Book Review: Deception

Hey everyone!!

Being a senior and all that I have been hard pressed to find time to get books from the Library much less read them. However, when the feeling of stress did nothing but increase I knew I had to face the situation head-on with my "old-as-time, Mercy fix-all" i.e. reading a good book. (Usually when I am feeling OVERWHELMED I do one of two things: 1. pound on the piano for at least 20 mins if not an hour until I know I am not scowling anymore or 2. disappear into the enormous landscape of a most amazing novel)

So this time I decided to "make" myself sit down at the computer and put "Deception" (by Randy Alcorn), the book I have been waiting almost 4 years to read, on hold at the Library.

I proceeded to read it over a span of 4 days (on a big-Azure weekend that my sister came home) and I thought it would be cool to use this blog to write a book review.

I am going to start this highly questionable post with a disclaimer: This is the First book review I have ever attempted and so please do not judge too quickly or harshly.

After 4 years of edge-of-your-seat anticipation, you would think that the book would have a hard time meeting those highly placed expectations , but this book passed the test with flying colors!

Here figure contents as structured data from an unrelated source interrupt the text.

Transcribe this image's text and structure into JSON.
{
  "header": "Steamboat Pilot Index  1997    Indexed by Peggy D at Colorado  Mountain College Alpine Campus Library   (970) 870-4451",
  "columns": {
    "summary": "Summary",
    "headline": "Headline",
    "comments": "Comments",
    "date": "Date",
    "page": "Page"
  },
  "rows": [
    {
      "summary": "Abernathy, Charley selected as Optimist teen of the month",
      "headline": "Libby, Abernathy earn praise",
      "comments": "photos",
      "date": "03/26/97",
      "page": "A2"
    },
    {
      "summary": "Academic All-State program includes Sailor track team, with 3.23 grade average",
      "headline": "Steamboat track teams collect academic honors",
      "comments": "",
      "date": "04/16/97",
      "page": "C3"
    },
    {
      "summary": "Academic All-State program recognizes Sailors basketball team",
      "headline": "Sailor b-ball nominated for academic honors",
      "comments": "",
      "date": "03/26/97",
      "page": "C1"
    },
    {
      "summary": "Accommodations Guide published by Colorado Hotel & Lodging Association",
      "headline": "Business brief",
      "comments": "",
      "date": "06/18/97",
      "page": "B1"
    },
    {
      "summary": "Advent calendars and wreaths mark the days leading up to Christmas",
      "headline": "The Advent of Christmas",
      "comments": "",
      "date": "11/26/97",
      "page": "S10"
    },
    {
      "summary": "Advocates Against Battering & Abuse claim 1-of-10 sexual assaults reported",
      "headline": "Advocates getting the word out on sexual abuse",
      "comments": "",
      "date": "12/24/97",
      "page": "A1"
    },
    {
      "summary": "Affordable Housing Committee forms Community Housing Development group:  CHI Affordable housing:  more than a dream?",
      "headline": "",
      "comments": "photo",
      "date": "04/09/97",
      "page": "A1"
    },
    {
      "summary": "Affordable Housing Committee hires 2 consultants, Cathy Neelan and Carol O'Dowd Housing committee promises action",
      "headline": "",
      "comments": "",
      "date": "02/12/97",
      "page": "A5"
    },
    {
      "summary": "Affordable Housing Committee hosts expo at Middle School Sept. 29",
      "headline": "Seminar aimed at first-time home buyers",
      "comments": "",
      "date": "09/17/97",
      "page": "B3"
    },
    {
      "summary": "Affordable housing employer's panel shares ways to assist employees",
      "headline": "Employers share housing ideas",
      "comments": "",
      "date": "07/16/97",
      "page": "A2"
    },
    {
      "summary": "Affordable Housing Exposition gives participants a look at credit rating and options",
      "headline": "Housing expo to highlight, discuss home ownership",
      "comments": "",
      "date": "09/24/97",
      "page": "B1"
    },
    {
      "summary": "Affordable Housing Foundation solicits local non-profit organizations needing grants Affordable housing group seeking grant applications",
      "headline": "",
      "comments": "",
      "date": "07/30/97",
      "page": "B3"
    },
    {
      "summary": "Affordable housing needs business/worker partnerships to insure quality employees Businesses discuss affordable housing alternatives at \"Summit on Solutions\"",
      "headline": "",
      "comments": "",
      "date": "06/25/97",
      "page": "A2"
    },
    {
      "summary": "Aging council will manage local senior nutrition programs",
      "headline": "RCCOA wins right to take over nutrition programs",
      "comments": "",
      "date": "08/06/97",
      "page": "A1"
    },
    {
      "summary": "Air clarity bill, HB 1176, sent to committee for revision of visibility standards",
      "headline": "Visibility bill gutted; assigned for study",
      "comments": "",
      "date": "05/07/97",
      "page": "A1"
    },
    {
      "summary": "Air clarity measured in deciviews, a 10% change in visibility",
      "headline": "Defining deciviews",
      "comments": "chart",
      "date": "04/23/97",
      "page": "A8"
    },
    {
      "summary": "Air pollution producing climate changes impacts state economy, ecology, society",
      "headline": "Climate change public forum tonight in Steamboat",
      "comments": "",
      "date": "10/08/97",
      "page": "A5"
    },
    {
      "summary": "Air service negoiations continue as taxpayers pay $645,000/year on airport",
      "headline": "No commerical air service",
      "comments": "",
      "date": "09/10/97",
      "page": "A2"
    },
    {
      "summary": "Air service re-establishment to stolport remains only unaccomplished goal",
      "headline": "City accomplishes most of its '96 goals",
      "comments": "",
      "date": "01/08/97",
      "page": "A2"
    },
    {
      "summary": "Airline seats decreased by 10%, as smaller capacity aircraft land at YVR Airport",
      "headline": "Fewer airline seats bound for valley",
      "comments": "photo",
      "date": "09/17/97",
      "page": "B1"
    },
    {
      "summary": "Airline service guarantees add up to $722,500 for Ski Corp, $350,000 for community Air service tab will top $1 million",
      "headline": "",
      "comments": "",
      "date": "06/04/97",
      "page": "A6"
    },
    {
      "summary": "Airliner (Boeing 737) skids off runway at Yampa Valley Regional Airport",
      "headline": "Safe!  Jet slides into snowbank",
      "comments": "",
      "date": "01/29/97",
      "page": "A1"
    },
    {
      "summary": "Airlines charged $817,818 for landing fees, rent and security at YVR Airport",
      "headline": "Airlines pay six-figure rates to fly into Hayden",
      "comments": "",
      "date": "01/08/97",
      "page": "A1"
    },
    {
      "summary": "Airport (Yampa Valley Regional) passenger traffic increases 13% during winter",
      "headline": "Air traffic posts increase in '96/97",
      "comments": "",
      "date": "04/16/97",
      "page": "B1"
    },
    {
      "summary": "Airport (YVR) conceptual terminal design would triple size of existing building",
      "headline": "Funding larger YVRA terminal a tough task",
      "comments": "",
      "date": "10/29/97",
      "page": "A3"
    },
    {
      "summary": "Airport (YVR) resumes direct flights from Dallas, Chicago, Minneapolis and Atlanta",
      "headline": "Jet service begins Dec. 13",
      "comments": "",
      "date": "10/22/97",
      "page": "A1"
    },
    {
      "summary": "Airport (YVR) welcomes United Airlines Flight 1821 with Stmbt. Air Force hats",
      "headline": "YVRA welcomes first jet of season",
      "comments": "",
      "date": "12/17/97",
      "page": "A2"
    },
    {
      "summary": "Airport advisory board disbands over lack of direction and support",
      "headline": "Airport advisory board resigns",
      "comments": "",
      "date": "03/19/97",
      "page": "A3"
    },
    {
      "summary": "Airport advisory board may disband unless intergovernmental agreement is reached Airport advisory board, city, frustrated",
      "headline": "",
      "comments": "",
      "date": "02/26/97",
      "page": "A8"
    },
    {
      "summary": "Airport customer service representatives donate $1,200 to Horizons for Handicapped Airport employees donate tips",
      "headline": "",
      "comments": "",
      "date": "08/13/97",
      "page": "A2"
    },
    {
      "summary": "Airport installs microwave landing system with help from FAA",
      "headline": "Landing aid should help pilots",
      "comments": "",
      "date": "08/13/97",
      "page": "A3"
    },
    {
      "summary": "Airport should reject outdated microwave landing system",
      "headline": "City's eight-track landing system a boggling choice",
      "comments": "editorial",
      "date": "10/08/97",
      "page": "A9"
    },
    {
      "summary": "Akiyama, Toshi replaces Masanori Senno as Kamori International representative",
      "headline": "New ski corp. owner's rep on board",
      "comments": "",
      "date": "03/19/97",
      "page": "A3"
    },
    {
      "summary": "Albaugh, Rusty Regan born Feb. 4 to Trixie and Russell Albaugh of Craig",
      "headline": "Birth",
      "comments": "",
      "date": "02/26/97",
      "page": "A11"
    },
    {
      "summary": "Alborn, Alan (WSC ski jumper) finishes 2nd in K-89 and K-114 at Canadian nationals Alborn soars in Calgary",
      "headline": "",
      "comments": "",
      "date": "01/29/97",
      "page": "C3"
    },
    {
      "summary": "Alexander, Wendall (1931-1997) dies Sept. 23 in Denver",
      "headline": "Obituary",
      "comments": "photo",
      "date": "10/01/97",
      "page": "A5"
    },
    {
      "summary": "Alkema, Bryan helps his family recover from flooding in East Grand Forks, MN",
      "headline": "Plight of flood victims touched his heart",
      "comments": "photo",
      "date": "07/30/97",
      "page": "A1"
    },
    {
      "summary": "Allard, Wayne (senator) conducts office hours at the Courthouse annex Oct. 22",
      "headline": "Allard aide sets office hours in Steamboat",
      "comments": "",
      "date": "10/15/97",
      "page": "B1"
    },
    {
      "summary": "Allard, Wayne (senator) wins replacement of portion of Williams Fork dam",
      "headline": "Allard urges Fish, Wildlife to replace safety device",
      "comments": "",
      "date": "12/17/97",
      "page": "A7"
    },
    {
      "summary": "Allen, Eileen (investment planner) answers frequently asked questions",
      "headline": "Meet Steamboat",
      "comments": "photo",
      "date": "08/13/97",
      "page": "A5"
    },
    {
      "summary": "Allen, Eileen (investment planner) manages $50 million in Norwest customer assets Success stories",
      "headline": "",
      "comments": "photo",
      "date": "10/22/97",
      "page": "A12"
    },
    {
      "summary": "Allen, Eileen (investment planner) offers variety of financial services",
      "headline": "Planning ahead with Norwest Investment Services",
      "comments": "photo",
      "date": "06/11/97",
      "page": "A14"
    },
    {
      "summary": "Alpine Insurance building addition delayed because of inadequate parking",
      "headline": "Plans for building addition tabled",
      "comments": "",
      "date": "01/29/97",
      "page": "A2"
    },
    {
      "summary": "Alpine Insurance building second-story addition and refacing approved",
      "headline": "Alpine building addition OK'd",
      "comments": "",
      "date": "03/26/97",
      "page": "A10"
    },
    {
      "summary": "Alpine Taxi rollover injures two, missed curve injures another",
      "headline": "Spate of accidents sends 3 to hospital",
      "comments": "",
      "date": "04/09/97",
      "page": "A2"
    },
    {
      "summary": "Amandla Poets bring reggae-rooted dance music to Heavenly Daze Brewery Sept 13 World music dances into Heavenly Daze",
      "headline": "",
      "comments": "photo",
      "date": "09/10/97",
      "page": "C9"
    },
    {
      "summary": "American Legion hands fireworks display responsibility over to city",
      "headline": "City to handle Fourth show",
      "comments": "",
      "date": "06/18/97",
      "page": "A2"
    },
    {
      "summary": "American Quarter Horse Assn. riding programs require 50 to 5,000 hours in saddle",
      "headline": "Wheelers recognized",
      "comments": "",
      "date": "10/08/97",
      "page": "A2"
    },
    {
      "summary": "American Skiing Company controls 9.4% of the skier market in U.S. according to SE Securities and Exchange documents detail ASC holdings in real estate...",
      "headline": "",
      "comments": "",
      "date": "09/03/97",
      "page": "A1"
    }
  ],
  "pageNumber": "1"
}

As you open the pages you enter the world, life, and even the mind of one Detective Oliver Justice Chandler. With his dog Mulch and his trusty guns Ollie faces murder every day. As a homicide detective with the Portland police he is one of the 10 criminal-catching masterminds that that city keeps on their toes. This beer-drinking, double cheese, double pepperoni pizza loving crime-fighter is also fighting the notion that a good God would allow the evil that he sees every day into this world. Haunted by the death of his wife to cancer and his subsequent dysfunctional relationships with his daughters, he fights on to serve the victims, and their families, the justice only he can bring about. When the mysteries of an elaborate murder continue to close in on him, he still refuses to look to God yet cannot deny the things that Jake Woods and Clarence Abernathy continue to point out as God's fingerprints.

Deception has many qualities which I admire in a novel:
The story's telling itself was absolutely superb.
One minute you think you have the case all figured out and the killer has got to be nailed down on the next page... you just know it... but alas, the next page comes and not only is the person you had already convicted cleared another suspect is definitely the killer and then on the next page after that you are wondering how anyone in the story could be such a devious schemer.

The Character development was amazing.
Not just Ollie's journey as he works through thoughts about Christianity but also the development of the sub-characters even to the personality of his dog.

The shifting of moods was very good.
I remember at one point (about 2/3 rds through) crying through one page and laughing at the next. The measure of suspense was moderate throughout yet fluctuated enough to keep your heart beating different rates.

The Parallels drawn were incredibly thought out and eye-opening.

The showing of the influence parents have on the out comes of their children I think can be convicting for anyone.

The truth that "things are not always as they appear" and that "deceptions" lurk everywhere could not have been more clearly shown.

I liked how quotable it is (almost as much as a movie :)) and I loved the Sherlock Holmes quotes that started each chapter.

All in all it was a fantastic read that I would recommend to readers above the age of 15 or 16.